“Queries are a significant portion of our customers’ big data workloads, so we know the performance of these workloads is critical. IT and applications teams can now get visibility into their Hive and Impala queries in one place, compare the runs of their queries and take advantage of the recommendations Query Spotlight provides,” says Ash Munshi, CEO, Pepperdata. “We’re confident Query Spotlight can increase the performance of their Impala queries while helping them decrease overall costs.”

Are your Apache Impala queries running slow and not achieving peak performance? Given Impala’s complexity, troubleshooting can be very difficult. Optimizing query performance is near impossible without the right tools. Good news: Pepperdata Query Spotlight now supports Apache Impala.

Query Spotlight makes it easy for operators and developers to understand the detailed Hive query performance characteristics of their queries and workloads, together with infrastructure-wide issues that impact these workloads. With the addition of Impala support, this important category of query workloads can now be tuned, debugged, and optimized for better performance and reduced costs.

The Apache Impala Advantage

Apache Impala is an open-source MPP (Massive Parallel Processing) SQL query engine built to process large volumes of data. Impala delivers extremely high performance and low latency, as opposed to other popular SQL engines for Hadoop.

Impala utilizes standard components including HBase, HDFS, YARN, Sentry, and Metastore. This capability allows Impala users to enjoy the benefits of combined SQL support, in addition to the flexibility and scalability of Apache Hadoop.
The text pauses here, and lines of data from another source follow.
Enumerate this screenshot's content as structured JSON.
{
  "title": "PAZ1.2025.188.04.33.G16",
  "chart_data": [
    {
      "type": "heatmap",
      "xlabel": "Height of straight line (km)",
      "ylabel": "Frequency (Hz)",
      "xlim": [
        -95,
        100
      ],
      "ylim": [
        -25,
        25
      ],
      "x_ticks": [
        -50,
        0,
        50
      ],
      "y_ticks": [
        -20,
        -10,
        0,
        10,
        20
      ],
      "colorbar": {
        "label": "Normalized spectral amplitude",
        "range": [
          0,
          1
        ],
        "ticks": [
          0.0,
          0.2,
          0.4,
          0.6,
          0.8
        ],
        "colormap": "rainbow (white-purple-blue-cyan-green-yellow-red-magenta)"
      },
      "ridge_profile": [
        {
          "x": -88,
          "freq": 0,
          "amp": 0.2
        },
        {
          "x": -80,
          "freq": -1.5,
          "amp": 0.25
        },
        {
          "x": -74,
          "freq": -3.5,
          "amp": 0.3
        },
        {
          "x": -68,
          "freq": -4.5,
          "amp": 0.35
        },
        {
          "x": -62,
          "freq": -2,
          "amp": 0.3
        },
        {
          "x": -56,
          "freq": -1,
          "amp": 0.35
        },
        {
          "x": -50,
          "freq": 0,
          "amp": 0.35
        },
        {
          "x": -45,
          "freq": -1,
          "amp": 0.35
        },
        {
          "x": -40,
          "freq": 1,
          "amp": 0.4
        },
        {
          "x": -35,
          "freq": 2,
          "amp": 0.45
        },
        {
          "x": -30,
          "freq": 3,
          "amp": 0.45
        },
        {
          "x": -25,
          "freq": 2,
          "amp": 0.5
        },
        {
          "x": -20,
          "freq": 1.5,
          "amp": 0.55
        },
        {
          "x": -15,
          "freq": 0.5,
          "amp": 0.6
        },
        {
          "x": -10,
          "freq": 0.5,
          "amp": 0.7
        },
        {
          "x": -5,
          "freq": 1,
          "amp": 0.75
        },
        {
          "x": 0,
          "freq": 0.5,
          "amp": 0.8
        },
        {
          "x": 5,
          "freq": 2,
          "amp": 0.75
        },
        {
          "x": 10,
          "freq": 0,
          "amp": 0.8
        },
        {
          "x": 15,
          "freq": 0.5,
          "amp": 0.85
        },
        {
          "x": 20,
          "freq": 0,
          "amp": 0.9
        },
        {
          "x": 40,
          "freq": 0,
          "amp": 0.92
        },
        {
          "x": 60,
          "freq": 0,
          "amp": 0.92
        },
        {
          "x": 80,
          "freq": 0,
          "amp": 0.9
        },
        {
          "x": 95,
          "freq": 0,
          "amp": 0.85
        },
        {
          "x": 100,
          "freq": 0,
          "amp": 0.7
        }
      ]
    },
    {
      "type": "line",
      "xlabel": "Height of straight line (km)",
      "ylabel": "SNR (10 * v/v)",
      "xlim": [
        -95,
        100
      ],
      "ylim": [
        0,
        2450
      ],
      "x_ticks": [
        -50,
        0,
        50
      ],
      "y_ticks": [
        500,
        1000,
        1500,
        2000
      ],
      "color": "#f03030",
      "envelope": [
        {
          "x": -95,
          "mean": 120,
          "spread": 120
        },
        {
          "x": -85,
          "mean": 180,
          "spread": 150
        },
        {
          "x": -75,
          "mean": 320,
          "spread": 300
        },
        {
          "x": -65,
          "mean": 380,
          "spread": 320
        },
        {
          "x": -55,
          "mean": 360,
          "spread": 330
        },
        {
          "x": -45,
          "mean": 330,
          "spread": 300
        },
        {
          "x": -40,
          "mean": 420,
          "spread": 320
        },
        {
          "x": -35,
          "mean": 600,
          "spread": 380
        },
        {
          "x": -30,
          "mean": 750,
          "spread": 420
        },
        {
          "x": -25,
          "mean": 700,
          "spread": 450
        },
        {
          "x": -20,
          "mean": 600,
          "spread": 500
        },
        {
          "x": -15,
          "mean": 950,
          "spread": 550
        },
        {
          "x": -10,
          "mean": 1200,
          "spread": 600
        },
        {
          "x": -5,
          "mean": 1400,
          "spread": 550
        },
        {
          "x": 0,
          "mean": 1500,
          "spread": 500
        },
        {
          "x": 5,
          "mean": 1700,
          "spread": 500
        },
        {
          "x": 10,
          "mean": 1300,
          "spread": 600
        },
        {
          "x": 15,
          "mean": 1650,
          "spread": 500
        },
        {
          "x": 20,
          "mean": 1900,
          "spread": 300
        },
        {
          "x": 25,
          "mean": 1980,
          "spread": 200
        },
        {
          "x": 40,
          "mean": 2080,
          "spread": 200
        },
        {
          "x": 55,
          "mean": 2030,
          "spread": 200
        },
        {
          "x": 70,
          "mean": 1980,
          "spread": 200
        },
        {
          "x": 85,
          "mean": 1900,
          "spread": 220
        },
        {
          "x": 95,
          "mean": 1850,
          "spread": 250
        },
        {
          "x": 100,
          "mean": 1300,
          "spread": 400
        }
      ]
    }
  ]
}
With Impala, you can process stored data in HDFS at light speed using traditional SQL knowledge. You can also access data stored in Amazon S3, HBase, and HDFS—even without Java knowledge.

Query Spotlight: Visibility into Apache Impala

Query Spotlight for Impala gives developers and operators the big picture of their platform performance and helps them slash their operating costs. From detailed stats, query plans, breakups of every query duration, and more—the visibility is unparalleled. Query Spotlight also provides visibility into Impala databases and tables. The recommendation engine includes system-level recommendations as well as query-level recommendations—joins included.

In addition to visualizing detailed query information on resource utilization and database views, Query Spotlight enables Impala users to create and receive alerts about queries, remediate issues, and optimize query performance.

Query Spotlight enables developers to:

  • See Impala-specific SQL query planning and execution information.
  • Rapidly ascertain query plan problems.
  • Analyze Impala query performance.
  • Identify bottlenecks that contribute to slow queries.
  • Speed up time to resolution.

Operators can quickly narrow down problematic queries in a multi-user environment and use query performance insights to optimize cluster resources and improve productivity. To summarize, Query Spotlight now supporting Impala brings the following benefits to the table:

  • Visibility into all your Hive and Impala queries in one place in a similar format
  • Recommendations to improve the performance of your queries
  • Comparison of query runs with chargeback reports

More than one third of IT spend is spent on troubleshooting, performance, and availability. On top of that, 80% of organizations are going beyond their big data budgets. Inefficient queries are a big part of this, creating missed SLAs and slow database resources. Query Spotlight for Impala changes all this for the better.